I would say that each process should not use more RAM than x/n
.
So in your example for four processes and total RAM capped at 60%, I would use memfrac=0.15
for each process, or achieve something similar with memmax=
.
Either can be set with terraOptions
or passed as an additional argument to most raster processing methods. If the additional arguments are used for another purpose, you can use wopt=list(memfrac=0.15)
memfrac
sets a limit to the fraction of available (free) RAM that may be used.

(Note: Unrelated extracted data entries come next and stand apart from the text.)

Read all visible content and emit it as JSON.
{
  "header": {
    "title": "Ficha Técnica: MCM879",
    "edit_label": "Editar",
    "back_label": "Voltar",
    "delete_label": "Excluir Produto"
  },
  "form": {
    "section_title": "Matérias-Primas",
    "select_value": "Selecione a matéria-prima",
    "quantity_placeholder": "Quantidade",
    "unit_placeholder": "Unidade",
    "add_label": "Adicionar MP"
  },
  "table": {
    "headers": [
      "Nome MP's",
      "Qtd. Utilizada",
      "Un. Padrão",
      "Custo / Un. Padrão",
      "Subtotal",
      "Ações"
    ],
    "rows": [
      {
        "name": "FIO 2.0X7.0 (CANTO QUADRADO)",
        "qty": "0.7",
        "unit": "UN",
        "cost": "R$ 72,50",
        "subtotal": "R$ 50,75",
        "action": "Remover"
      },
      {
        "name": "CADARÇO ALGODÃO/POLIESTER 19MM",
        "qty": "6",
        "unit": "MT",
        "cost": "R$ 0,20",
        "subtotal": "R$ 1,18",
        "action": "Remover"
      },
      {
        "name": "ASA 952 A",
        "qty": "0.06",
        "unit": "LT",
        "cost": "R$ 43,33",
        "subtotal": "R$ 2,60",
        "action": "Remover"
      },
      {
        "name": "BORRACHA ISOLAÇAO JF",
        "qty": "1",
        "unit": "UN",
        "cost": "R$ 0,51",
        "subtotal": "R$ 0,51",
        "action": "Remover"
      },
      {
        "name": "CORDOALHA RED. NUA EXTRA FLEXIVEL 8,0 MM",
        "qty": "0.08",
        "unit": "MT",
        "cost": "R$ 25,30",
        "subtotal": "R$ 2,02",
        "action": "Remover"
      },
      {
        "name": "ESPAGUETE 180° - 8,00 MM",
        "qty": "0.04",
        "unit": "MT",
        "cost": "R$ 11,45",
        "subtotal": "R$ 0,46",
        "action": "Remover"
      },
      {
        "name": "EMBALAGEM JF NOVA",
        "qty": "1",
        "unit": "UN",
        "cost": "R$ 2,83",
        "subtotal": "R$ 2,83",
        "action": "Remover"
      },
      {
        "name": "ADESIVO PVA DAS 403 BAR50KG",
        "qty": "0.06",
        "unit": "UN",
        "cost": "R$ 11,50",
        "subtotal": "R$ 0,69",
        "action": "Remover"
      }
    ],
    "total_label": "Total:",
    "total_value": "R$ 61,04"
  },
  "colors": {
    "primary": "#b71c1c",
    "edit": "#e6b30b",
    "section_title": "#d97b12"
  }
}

The problem with parallel processes is that if they all start at the same time, there may be a lot of RAM that seems available, but won't be, as it needs to be shared between the processes.
You can use terra::mem_info
to investigate what happens.
library(terra)
r1 <- rast(res=1/60)
mem_info(r1)
r2 <- rast(res=1/60, vals=1)
mem_info(r1)
r3 <- rast(res=1/60, vals=1)
mem_info(r1)